Asiye annenin, benim ve daha çok baba tarafından kuzenlerimin çocukluğunda önemli bir yeri vardır.
Bir cumhuriyet yazısına, okuma yazma bilmeyen Asiye annenin hayatını anlatarak başlamam size ters gelebilir. Ama o dönem için klasik bir yaşam. Kendisi babamın teyzesi. Dedem ve kardeşi iki kız kardeşle evlenmişler. Babamın amcası, evlendikten çok kısa bir süre sonra gittiği Sarıkamış’ta 1914’te donarak şehit olmuş. Ekonomik ve sosyo-kültürel şartlar Asiye anneyi, kardeşi ve kayınbiraderi ile yaşamaya zorlamış. Eşinden haber alamamak onun en büyük acısı olmuş. Yeğenlerine ve onların çocuklarına emek harcayarak hayatını geçirmiş. Ben yanında uzun kalamadığım için özel hikayelerini detayıyla bilmem ama duyduklarım zorluklarla dolu yaşam dilimleridir.
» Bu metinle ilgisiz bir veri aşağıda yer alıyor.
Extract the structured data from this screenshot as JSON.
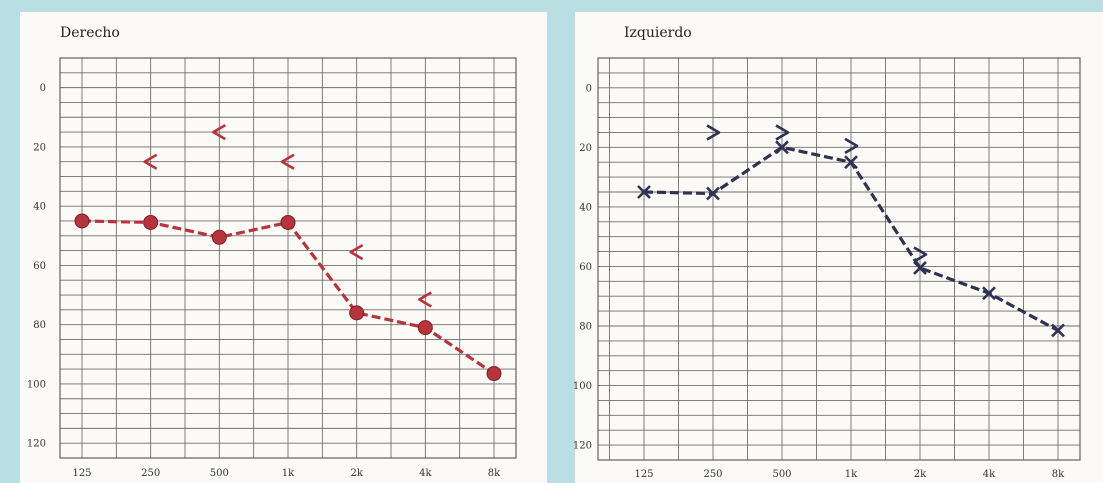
{
  "colors": {
    "background": "#b9dfe2",
    "paper": "#fbfaf7",
    "right_ear": "#b8343d",
    "left_ear": "#2f3252"
  },
  "chart_data": [
    {
      "type": "line",
      "title": "Derecho",
      "categories": [
        "125",
        "250",
        "500",
        "1k",
        "2k",
        "4k",
        "8k"
      ],
      "yticks": [
        "0",
        "20",
        "40",
        "60",
        "80",
        "100",
        "120"
      ],
      "ylim": [
        -10,
        125
      ],
      "y_inverted": true,
      "grid": true,
      "series": [
        {
          "marker": "circle",
          "values": [
            45,
            45.5,
            50.5,
            45.5,
            76,
            81,
            96.5
          ]
        },
        {
          "marker": "less-than",
          "values": [
            null,
            25,
            15,
            25,
            55.5,
            71.5,
            null
          ]
        }
      ]
    },
    {
      "type": "line",
      "title": "Izquierdo",
      "categories": [
        "125",
        "250",
        "500",
        "1k",
        "2k",
        "4k",
        "8k"
      ],
      "yticks": [
        "0",
        "20",
        "40",
        "60",
        "80",
        "100",
        "120"
      ],
      "ylim": [
        -10,
        125
      ],
      "y_inverted": true,
      "grid": true,
      "series": [
        {
          "marker": "cross",
          "values": [
            35,
            35.5,
            20,
            25,
            60.5,
            69,
            81.5
          ]
        },
        {
          "marker": "greater-than",
          "values": [
            null,
            15,
            15,
            19.5,
            56,
            null,
            null
          ]
        }
      ]
    }
  ]
}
Tarih okurken hep aklıma, nedense o yıllar gelir. Önce Balkan Savaşı ve yaklaşık 1 milyondan fazla Türk’ün, zorunlu göç sırasında ölümü. Ardından 1. Dünya Savaşı’nda şehit olanlar. Ne beşerî ne de fiziki sermayenin kalmadığı bir ülke. Buna karşılık her yanı 1919’da işgal edilmiş. Sadece Yunan değil, İngiliz, Fransız, İtalyan, önceki savaşın galipleri, kimi ararsanız Anadolu’yu, gecekondu arsası paylaşır gibi paylaşmışlar.
Mustafa Kemal Paşave arkadaşlarının büyüklüğü burada başlıyor. Tarihte bir ilki gerçekleştiriyorlar. Az gelişmiş ülkeler arasında emperyalizme karşı ilk duruşu sergiliyorlar. Yokluk içindeki ülkeyi örgütleyip, ordu kurup, savaşıp düşmanı bu topraklardan kovuyorlar.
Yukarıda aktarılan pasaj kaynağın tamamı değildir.